3.5. Gemäß § 24 Abs 1 VwGVG hat das Verwaltungsgericht auf Antrag oder, wenn es dies für erforderlich hält, von Amts wegen eine öffentliche mündliche Verhandlung durchzuführen.
Gemäß § 24 Abs 2 VwGVG kann die Verhandlung entfallen, wenn
1. der das vorangegangene Verwaltungsverfahren einleitende Antrag der Partei oder die Beschwerde zurückzuweisen ist oder bereits auf Grund der Aktenlage feststeht, dass der mit Beschwerde angefochtene Bescheid aufzuheben, die angefochtene Ausübung unmittelbarer verwaltungsbehördlicher Befehls- und Zwangsgewalt oder die angefochtene Weisung für rechtswidrig zu erklären ist oder
2. die Säumnisbeschwerde zurückzuweisen oder abzuweisen ist.
Im vorliegenden Fall stand bereits auf Grund der Aktenlage fest, dass der angefochtene Bescheid aufzuheben war, weshalb eine öffentliche mündliche Verhandlung iSd § 24 Abs 2 VwGVG entfallen konnte.

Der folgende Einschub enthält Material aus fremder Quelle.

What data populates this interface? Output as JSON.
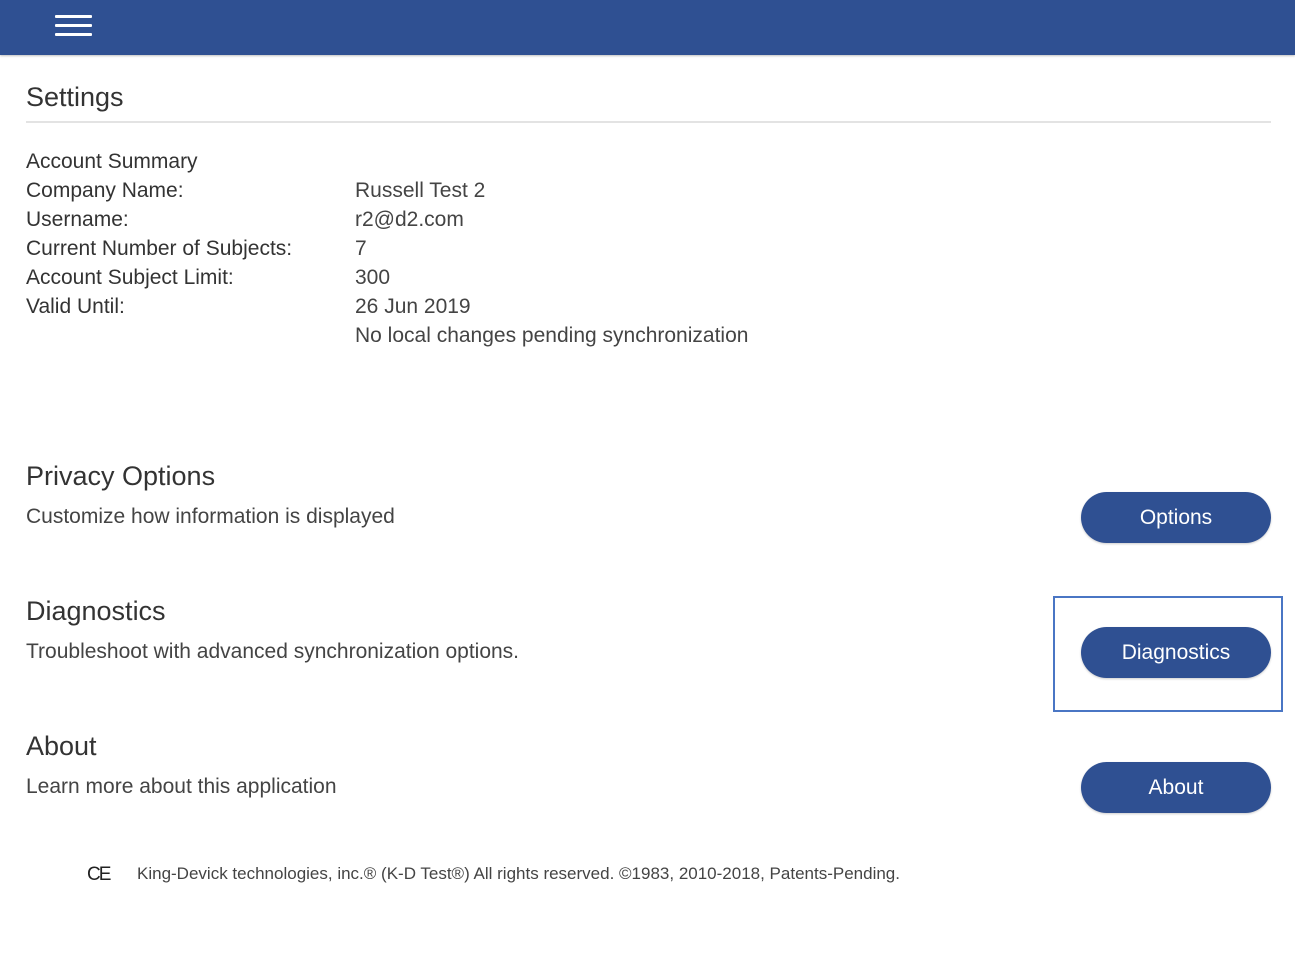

3.6. Gemäß § 25a Abs 1 VwGG hat das Verwaltungsgericht im Spruch seines Erkenntnisses oder Beschlusses auszusprechen, ob die Revision gemäß Art 133 Abs 4 B-VG zulässig ist. Der Ausspruch ist kurz zu begründen (VwGH vom 22.05.2014, Ra 2014/01/0030).
Die Revision ist gemäß Art 133 Abs 4 B-VG zulässig, weil im gegenständlichen Fall die Entscheidung als Einzelrichter gemäß § 6 BVwGG iVm § 28 Ab. 3 VwGVG von der Lösung einer Rechtsfrage abhängt, der grundsätzliche Bedeutung zukommt. Diesbezüglich liegen nach Ansicht des Bundesverwaltungsgerichtes Gründe vor, insbesondere aufgrund der im
§ 45 Abs. 3 BBG normierten Senatszuständigkeit, die auf eine grundsätzliche Bedeutung der zu lösenden Rechtsfrage schließen lassen.
In diesem Sinne ist die Revision zulässig.
Auf Grundlage der obigen Ausführungen war spruchgemäß zu entscheiden.